IMHO...it's one of those must reads by anyone seriously interested in the 'paranormal' and related issues.
As said by many it can be dense and academic at times but it's worth it. Even though I don't understand all of his points it touches on many aspects to a very marginal reality called the Paranormal that we as Forteans are all interested in.
 
Every so often I get offered a free ebook out of a small selection of varying quality. A few months ago I chose a book called Ship of Magic by Robin Hobb but took a while to get round to reading it as like most people I have a pile. And I have really enjoyed it. It is the first book of a trilogy and luckily my library has the others so I can find out what happens next.

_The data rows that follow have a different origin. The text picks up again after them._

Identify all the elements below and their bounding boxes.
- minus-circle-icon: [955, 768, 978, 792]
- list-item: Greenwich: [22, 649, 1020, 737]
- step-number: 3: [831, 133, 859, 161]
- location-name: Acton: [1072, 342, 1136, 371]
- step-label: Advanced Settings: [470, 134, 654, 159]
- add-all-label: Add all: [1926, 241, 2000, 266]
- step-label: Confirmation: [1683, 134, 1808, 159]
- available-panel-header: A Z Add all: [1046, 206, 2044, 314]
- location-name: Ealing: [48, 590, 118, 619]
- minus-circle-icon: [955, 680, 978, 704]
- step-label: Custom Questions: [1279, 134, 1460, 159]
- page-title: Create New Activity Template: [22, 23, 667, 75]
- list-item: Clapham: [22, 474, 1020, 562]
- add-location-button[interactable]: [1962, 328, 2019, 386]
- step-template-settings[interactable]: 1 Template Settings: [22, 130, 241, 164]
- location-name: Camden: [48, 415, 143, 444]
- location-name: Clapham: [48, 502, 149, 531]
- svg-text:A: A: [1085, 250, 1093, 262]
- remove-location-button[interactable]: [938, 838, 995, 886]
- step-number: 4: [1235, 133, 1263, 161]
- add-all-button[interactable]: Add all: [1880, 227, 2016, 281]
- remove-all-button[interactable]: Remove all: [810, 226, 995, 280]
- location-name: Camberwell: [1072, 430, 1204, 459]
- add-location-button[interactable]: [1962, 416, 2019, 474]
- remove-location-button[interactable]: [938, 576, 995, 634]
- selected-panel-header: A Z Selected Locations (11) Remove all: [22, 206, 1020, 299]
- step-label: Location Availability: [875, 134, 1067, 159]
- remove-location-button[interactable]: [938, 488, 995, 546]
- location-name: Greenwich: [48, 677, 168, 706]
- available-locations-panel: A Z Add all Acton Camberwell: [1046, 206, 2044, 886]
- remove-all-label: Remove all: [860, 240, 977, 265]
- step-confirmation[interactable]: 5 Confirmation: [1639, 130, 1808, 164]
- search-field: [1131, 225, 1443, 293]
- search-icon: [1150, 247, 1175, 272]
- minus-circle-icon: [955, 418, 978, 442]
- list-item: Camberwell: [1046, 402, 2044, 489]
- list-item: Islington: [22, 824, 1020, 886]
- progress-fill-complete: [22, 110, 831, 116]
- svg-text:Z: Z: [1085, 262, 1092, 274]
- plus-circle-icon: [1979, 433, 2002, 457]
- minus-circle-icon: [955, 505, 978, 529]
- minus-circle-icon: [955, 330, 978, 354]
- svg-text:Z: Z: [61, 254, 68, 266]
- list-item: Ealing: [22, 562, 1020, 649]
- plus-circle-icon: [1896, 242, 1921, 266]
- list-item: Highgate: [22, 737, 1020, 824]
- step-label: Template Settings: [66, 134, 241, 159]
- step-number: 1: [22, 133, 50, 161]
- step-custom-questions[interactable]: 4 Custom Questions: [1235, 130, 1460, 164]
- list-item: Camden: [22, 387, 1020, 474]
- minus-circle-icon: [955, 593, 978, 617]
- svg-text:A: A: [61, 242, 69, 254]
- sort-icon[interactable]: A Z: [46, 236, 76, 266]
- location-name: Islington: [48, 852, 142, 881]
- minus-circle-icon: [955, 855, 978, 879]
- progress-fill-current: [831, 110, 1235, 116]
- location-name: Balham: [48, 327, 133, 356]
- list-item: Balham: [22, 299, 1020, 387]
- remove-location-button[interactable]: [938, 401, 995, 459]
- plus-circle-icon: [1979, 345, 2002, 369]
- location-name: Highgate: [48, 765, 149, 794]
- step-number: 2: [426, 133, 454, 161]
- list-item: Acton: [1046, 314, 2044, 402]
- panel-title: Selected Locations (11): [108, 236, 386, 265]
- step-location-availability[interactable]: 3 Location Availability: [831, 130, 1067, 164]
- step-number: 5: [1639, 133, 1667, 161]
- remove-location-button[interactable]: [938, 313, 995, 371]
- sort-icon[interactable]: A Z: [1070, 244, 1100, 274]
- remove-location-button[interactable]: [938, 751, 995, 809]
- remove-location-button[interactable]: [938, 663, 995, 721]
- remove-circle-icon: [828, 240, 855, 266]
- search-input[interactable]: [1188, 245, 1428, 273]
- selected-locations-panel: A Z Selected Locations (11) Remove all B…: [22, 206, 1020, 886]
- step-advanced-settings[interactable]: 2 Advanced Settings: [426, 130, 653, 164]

It is a fantasy novel set in a world where some people own a special type of ship made out of a special type of wood which comes to life when a certain number of family members die. Some women it turns out, have a charm made out of this wood which means they don't get diseased or pregnant. Much sailing, pirates and fornication ensue. Also contains amputations, oozing and ichor so not for the squeamish! The characters are great and very realistic. I found I could identify to some extent with most of them. There are no annoying "perfect" people who always do everything right. Or indeed wrong. It also contains sea serpents.
 
after seeing it mentioned here i have ordered the trickster and the paranormal, and i would highly recommend "ghosts of K2" by mick conefrey, it doesn't contain "real" ghosts but it is a wonderful, exciting and sad tale about the race to reach the top of the world's most dangerous mountain, it gripped me from the beginning and i am not and never intend to be a mountaineer.
 
Timothy; or, Notes of an Abject Reptile by Verlyn Klinkenborg

A short novel told from the point of view of the point of view of the tortoise whose real life was observed by the 18th century English curate and naturalist Gilbert White.